We will soon make this dataset an indicator again. Alex has written a new api call that handles sub-annual values better. But I thought you guys might want to look at this data a bit to confirm that we don't have a problem in some other part of our system.

takavarasha commented 9 years ago

I have investigated and have found that the problem lies with the import configuration for the indicator (and for PVL010 as well). Specifically, the Expected Time Format configuration for the indicator is set as yyyy-MM-dd, meaning that the value of the indicator is expected to change daily. This is in contrast with the more common Expected Time Format of YYYY used by other indicators whose values are expected to change annually. As a result, there are multiple rows for the indicator per location, each row with a different date in 2014.

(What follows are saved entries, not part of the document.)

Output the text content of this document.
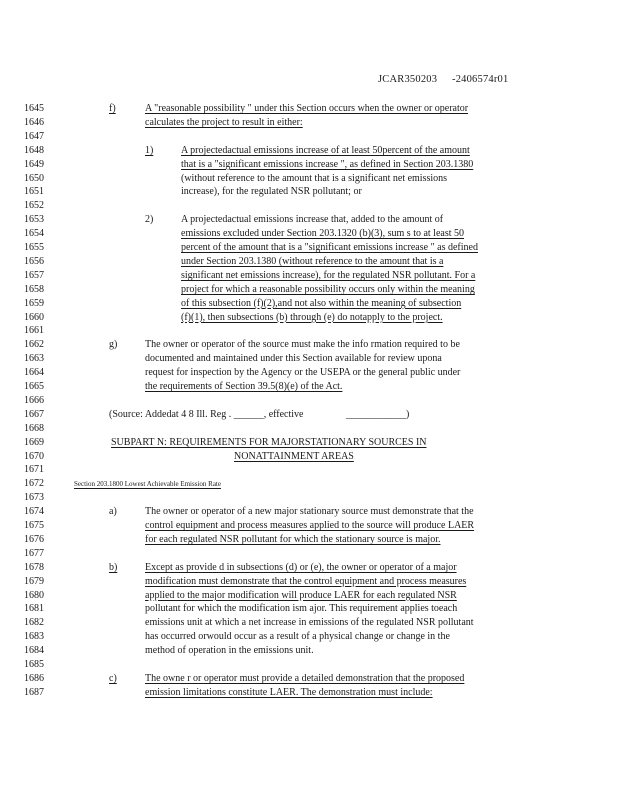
JCAR350203 -2406574r01
1645	f)	A "reasonable possibility " under this Section occurs when the owner or operator
1646	calculates the project to result in either:
1647
1648	1)	A projectedactual emissions increase of at least 50percent of the amount
1649	that is a "significant emissions increase ", as defined in Section 203.1380
1650	(without reference to the amount that is a significant net emissions
1651	increase), for the regulated NSR pollutant; or
1652
1653	2)	A projectedactual emissions increase that, added to the amount of
1654	emissions excluded under Section 203.1320 (b)(3), sum s to at least 50
1655	percent of the amount that is a "significant emissions increase " as defined
1656	under Section 203.1380 (without reference to the amount that is a
1657	significant net emissions increase), for the regulated NSR pollutant. For a
1658	project for which a reasonable possibility occurs only within the meaning
1659	of this subsection (f)(2),and not also within the meaning of subsection
1660	(f)(1), then subsections (b) through (e) do notapply to the project.
1661
1662	g)	The owner or operator of the source must make the info rmation required to be
1663	documented and maintained under this Section available for review upona
1664	request for inspection by the Agency or the USEPA or the general public under
1665	the requirements of Section 39.5(8)(e) of the Act.
1666
1667	(Source: Addedat 4 8 Ill. Reg . ______, effective	____________)
1668
1669	SUBPART N: REQUIREMENTS FOR MAJORSTATIONARY SOURCES IN
1670	NONATTAINMENT AREAS
1671
1672	Section 203.1800 Lowest Achievable Emission Rate
1673
1674	a)	The owner or operator of a new major stationary source must demonstrate that the
1675	control equipment and process measures applied to the source will produce LAER
1676	for each regulated NSR pollutant for which the stationary source is major.
1677
1678	b)	Except as provide d in subsections (d) or (e), the owner or operator of a major
1679	modification must demonstrate that the control equipment and process measures
1680	applied to the major modification will produce LAER for each regulated NSR
1681	pollutant for which the modification ism ajor. This requirement applies toeach
1682	emissions unit at which a net increase in emissions of the regulated NSR pollutant
1683	has occurred orwould occur as a result of a physical change or change in the
1684	method of operation in the emissions unit.
1685
1686	c)	The owne r or operator must provide a detailed demonstration that the proposed
1687	emission limitations constitute LAER. The demonstration must include:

Assuming that the data is indeed annual data (which seems very likely given the values never change) the solution is to change the expected date format to YYYY in the import configuration, delete the data in the database for the indicator, and then run an import.

cjhendrix commented 9 years ago

Thanks for researching it Godfrey. I've made an issue for sprint 41 (next week) to empty those data series and coordinate it with you so you can reconfigure and re-run the import.

https://github.com/OCHA-DAP/DAP-System/issues/312

Even with the incorrect configuration, I wonder why different dates are assigned? I guess the date in the raw baseline data is changes with each scrape and cps is creating new records everytime we import it?

cjhendrix commented 9 years ago

@takavarasha We're going to try to do what I described above today or tomorrow when you have time. However, PVL010 looks ok to us, it seems to have only 1 value per country for 2014.